LOSSES PILE PRESSURE ON UK LABOUR LEADER
Election Latest Will Labour crisis in England boost support for Yes?
Labour were facing up to a disastrous loss of support in their former English heartlands yesterday as Keir Starmer’s allies insisted he needs time to rebuild.
The party’s so-called Red Wall in the north of England was crumbling after the Tories won the Hartepool by-election and the party was accused of losing touch with traditional supporters and taking them for granted.
The party’s opposition to Brexit in a constituency that voted to leave the EU and vaccine rollout giving a bounce to Prime Minister Boris Johnson were blamed for the defeat.
Labour had a better showing in the mayoral elections, holding seats in Manchester and Liverpool and gaining the west of England. The party also held the Welsh Senedd.
Starmer has admitted his party has lost the trust of working people as some analysts suggested a failure to become an electoral threat to Johnson’s government would encourage rising support for Scottish independence.
Shadow home secretary Nick Thomas-Symonds said there would be a policy review in a bid to reconnect with voters but John McTernan, former advisor to Tony Blair, said Labour is still attempting to recover from the party’s terrible 2019 General Election results.
He said: “Hartlepool was the final act of the 2019 election, not the first act of 2024, and the defeat in 2019 was catastrophic for the Labour Party – the worst since 1935. You do not come back from that in one bound.”
McTernan said Starmer should follow Scottish leader Anas Sarwar’s strategy of focusing on Covid recovery.
He said: “Scottish Labour has turned a corner. Anas is doing the right thing and I think Keir has to do this too – and that’s to boss the issue of recovery. Sturgeon bosses the issue of the constitution so Anas is going somewhere else which is jobs, growth and recovery. Keir has to do the same thing.”

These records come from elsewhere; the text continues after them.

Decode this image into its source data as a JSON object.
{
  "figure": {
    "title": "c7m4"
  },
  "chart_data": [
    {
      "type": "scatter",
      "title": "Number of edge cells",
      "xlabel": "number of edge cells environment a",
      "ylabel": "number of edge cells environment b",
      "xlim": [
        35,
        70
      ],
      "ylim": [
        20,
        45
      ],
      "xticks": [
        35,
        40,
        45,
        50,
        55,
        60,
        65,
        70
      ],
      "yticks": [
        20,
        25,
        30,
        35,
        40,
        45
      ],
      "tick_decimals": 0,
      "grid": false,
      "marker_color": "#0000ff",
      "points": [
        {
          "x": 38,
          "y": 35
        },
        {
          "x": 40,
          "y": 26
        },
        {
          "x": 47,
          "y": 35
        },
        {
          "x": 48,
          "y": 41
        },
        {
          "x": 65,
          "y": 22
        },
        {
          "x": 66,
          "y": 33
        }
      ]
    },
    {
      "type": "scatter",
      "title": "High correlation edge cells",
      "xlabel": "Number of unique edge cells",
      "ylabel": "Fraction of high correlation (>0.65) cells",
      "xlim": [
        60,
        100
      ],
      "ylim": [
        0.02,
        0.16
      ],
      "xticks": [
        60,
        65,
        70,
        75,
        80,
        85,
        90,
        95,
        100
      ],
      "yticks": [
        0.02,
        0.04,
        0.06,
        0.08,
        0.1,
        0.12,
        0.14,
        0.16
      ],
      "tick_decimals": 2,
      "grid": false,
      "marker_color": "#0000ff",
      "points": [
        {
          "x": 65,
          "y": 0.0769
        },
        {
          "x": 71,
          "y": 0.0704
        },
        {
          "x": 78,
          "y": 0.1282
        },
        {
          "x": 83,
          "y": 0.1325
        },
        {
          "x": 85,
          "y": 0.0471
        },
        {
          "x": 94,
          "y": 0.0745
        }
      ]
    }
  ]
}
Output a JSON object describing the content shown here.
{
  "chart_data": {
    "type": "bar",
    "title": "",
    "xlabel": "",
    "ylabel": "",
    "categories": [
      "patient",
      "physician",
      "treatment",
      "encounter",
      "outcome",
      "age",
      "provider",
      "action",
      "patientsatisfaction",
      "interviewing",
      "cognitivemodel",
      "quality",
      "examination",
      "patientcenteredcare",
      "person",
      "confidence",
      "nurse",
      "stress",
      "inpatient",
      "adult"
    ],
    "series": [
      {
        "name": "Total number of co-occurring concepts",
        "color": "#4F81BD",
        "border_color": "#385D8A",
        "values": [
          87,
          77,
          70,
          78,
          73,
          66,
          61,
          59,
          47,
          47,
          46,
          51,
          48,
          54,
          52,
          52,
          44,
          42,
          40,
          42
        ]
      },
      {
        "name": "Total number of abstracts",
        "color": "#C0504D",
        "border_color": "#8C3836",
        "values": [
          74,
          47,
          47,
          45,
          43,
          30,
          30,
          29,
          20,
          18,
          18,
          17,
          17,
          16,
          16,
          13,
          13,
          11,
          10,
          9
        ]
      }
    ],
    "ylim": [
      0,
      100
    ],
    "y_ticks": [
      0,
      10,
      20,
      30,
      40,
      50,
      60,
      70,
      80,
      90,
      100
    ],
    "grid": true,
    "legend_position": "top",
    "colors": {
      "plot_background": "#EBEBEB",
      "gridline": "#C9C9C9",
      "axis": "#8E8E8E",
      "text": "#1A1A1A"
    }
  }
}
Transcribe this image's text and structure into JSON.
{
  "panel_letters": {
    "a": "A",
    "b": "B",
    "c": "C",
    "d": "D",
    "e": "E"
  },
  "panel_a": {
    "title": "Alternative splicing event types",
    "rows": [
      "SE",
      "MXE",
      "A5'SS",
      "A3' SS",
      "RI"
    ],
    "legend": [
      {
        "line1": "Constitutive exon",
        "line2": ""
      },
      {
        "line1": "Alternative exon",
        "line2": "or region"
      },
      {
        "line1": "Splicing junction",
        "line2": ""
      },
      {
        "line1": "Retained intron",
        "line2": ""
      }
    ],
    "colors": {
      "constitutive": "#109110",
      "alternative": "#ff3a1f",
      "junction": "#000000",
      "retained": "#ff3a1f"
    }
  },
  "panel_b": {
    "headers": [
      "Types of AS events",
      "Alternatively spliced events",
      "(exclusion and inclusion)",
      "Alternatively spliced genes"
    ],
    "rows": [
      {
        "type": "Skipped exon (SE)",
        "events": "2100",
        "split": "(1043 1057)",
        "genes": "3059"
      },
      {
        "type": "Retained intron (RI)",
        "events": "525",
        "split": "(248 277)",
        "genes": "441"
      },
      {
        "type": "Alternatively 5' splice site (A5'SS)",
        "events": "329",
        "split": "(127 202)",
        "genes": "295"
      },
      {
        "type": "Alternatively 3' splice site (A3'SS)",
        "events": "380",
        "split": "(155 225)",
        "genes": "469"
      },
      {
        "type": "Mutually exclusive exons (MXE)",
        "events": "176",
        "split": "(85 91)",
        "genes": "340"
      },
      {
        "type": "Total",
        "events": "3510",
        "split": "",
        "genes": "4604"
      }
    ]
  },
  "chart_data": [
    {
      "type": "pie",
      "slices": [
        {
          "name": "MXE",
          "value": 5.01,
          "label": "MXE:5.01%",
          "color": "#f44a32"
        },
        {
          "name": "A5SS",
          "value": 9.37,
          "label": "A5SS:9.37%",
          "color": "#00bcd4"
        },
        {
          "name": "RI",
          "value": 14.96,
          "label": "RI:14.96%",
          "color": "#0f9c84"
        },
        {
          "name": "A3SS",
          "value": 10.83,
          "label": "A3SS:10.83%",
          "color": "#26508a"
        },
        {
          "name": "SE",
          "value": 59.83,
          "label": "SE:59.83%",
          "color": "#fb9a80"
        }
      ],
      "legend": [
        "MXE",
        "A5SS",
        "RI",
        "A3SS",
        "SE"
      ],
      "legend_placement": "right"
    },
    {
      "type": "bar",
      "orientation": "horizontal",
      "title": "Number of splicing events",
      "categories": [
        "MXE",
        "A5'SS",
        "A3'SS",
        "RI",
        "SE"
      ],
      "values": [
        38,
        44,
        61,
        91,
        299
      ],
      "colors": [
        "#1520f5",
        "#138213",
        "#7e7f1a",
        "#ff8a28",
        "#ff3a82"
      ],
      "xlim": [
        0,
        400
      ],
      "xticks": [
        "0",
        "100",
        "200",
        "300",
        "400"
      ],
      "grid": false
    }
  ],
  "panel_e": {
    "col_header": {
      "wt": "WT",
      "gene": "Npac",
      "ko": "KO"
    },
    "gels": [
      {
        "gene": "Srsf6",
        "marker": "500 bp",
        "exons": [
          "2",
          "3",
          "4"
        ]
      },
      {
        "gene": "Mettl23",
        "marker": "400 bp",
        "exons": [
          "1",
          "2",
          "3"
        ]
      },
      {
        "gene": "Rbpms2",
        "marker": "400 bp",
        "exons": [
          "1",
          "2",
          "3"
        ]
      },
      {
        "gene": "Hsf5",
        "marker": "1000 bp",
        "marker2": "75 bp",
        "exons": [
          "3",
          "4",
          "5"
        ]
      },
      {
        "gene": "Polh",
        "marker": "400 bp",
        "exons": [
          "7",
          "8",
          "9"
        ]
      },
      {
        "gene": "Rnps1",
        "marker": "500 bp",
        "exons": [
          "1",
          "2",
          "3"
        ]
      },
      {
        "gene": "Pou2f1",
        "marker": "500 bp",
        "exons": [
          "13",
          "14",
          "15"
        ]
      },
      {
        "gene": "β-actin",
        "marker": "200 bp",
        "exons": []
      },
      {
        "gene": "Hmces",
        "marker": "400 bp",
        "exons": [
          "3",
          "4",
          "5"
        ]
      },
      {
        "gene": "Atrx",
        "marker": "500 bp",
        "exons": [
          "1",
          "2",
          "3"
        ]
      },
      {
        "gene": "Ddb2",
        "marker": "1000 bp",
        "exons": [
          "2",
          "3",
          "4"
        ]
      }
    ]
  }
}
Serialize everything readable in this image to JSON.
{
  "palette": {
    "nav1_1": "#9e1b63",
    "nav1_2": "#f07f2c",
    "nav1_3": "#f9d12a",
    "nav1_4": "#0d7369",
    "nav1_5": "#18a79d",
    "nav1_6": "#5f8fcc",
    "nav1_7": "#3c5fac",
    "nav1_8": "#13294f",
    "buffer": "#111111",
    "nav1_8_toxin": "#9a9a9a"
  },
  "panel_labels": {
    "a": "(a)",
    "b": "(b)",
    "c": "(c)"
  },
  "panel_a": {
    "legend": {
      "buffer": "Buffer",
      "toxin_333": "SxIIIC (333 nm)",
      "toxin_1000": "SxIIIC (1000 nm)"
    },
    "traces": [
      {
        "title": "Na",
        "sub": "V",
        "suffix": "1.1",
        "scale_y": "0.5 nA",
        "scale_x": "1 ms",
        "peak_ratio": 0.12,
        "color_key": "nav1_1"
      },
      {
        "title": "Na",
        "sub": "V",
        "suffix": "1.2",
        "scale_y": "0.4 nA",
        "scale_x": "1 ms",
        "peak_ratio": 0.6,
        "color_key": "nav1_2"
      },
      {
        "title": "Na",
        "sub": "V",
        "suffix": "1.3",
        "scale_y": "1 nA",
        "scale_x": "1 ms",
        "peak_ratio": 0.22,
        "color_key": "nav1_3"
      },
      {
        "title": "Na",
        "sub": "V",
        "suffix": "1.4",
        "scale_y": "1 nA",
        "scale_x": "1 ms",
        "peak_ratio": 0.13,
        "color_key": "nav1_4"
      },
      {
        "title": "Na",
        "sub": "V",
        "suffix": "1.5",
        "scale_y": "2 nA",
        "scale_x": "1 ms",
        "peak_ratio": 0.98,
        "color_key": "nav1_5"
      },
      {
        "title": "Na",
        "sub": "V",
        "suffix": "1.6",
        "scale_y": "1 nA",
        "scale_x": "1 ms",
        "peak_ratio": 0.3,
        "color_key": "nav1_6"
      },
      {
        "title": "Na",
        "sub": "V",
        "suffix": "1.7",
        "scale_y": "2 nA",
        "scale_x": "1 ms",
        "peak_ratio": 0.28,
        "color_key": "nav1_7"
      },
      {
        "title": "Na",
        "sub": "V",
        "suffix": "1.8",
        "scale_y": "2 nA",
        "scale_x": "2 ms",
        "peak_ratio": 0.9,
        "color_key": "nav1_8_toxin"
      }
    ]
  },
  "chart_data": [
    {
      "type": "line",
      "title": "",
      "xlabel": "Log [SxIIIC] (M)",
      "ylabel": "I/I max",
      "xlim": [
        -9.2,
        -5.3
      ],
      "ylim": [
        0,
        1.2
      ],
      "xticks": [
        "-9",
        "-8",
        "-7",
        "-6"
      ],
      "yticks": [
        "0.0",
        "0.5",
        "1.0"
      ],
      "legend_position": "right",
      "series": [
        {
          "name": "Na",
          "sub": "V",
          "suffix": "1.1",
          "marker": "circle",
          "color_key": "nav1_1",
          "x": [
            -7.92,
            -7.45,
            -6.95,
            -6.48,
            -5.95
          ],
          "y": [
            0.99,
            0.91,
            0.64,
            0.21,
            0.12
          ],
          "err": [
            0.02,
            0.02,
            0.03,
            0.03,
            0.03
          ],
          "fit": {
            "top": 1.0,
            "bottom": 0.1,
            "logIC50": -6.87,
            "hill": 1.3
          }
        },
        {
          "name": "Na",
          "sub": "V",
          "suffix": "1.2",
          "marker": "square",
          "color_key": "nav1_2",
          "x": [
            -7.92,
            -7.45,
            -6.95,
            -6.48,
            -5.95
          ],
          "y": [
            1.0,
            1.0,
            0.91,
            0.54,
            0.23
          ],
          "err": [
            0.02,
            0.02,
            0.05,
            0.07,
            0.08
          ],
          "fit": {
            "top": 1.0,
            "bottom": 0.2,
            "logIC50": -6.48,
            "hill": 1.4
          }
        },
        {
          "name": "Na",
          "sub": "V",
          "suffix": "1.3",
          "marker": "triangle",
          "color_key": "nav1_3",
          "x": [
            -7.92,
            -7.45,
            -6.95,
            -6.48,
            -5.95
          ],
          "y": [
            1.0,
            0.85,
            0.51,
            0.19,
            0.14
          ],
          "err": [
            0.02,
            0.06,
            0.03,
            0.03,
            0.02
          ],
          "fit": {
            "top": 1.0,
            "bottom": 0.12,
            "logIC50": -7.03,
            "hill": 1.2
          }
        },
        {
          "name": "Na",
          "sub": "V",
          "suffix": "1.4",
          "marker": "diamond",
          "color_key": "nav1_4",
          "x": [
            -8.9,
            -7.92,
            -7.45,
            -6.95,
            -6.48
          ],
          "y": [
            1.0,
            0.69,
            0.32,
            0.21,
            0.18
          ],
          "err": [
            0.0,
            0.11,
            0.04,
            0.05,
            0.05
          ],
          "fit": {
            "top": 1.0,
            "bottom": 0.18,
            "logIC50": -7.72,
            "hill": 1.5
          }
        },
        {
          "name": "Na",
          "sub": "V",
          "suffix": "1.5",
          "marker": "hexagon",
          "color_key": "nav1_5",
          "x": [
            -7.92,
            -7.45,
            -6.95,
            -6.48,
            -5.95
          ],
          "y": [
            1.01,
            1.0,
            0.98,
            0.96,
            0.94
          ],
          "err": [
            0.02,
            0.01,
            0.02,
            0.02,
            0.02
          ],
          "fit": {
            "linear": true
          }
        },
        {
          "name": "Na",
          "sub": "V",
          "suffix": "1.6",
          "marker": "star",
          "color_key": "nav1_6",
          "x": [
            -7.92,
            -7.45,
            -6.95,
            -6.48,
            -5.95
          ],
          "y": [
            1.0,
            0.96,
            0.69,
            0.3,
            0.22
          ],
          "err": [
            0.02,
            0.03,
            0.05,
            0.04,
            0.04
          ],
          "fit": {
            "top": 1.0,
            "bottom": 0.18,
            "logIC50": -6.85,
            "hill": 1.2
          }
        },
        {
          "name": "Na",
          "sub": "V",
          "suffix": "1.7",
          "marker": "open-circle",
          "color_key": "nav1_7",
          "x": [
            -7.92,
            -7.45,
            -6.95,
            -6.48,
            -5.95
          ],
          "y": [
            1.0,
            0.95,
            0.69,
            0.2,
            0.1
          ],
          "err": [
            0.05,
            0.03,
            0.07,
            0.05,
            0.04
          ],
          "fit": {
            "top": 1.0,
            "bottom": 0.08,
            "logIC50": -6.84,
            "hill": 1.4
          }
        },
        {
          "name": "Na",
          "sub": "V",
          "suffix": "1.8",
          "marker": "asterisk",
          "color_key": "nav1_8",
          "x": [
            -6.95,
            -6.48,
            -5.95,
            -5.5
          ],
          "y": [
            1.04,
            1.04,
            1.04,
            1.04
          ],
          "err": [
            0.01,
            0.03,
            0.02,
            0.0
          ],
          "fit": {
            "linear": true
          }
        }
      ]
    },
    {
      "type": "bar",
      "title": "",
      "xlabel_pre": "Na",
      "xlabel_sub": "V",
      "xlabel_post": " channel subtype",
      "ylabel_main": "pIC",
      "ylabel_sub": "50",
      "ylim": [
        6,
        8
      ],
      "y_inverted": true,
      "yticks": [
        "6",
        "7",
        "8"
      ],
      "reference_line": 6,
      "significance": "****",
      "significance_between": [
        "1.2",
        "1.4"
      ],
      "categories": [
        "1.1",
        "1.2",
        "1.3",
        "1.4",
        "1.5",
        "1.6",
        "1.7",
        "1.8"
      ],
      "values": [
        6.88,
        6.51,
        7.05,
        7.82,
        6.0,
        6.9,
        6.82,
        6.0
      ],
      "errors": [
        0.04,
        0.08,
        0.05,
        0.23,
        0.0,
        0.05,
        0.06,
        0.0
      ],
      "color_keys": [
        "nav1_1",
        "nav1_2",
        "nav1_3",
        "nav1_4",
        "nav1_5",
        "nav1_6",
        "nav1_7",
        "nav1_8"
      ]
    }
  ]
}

Former Labour first minister Henry McLeish said his party received a remarkable pummelling from the UK electorate but Starmer should remain as leader. He said: “Labour has a mountain to climb across the UK and there is not going to be a fast turnaround in a short space of time.
“I don’t think there’s any threat to Starmer’s leadership and that is a positive outcome.”
Shadow home secretary Nick Thomas-Symonds said: “Keir has been in a situation over the past year where, in the national interest by the way, he has been providing that constructive opposition to the pandemic. And that was absolutely right.
“At a point of national crisis, yes of course you criticise the government when it was appropriate to do so but it was also appropriate to do things like support the government on the furlough scheme or on its public health messaging and not, for party political reasons, trying to create confusion around that.”
Dan Norris, the new Labour mayor for the West of England, praised Starmer after he defeated the Conservative incumbent.
He said: “Without him and his skills, his determination and him being who he is, we could not have got this result.”